Flag Bare
Anti-Flag
For Blood & Empire
(RCA)
Taking cues from Green Day’s wildly successful American Idiot, supposed “important” punks Anti-Flag get the sloganeering machines firing.
It would be irresponsible to discredit the musical advances Green Day made on Idiot in assessing the album’s popularity. Anti-Flag, while primarily a driving, four-on-the-floor band of three-chord Luddites, partially recognize pop music on standouts “This Is The End” and “One Trillion Dollars.” In doing so, their nasal croons sound remarkably like the leading brand, but that’s pretty forgivable (since Green Day borrow from others as well).

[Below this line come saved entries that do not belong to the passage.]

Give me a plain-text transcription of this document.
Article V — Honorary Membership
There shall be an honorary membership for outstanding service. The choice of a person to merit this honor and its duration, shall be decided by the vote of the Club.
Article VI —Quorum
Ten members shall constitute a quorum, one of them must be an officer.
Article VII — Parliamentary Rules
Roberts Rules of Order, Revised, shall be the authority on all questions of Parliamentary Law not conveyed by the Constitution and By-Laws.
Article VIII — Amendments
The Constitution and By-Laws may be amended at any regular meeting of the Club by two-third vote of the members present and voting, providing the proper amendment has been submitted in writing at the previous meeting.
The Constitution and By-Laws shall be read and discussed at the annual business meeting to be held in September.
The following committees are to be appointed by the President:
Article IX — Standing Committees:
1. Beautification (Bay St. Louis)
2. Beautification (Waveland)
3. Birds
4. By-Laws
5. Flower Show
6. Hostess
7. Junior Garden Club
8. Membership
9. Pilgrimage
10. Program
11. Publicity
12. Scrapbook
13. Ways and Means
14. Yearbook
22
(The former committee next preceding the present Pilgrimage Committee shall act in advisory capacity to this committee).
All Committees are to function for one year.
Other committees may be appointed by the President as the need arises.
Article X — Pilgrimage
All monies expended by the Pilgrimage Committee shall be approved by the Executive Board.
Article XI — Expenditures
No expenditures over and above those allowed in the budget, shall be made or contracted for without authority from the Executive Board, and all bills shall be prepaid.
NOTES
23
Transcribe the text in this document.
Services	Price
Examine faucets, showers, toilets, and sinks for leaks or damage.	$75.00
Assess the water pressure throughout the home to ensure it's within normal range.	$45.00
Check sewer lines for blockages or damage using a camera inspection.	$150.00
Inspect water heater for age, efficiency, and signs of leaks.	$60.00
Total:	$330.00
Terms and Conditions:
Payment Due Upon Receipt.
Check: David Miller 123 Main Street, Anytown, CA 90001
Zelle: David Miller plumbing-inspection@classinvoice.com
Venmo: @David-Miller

But the ultimate frustration with For Blood & Empire is its single-mindedness. Like Rage Against The Machine before them — before you rip my head off, that’s a limited analogy — the propaganda disguised as information is disarming. I hate to use something as inconsequential as Anti-Flag as a forum for a bottled diatribe, but the reason current pop protests fail to 1) measure up to anti-establishment rock of yore and 2) appeal to anyone but the congregation is this goddamned ironic posturing, sarcasm, and preaching that the only problems are with the Right. Resorting to lame anti-Bushisms (“Vote to impeach!”), casting the Rwandan genocide as an isolated, freak episode (“Emigre”), and fear mongering (“Cities Burn”) are arguably also tactics of neo-fascism or Karl Rove-ing, whatever you want to call it — pot calling the kettle black.
Beware where you get your information is another battle cry on Blood. Now that’s irony. Nice label, too.
— Steve Forstneger
Appearing: April 7 at Logan Square Auditorium in Chicago.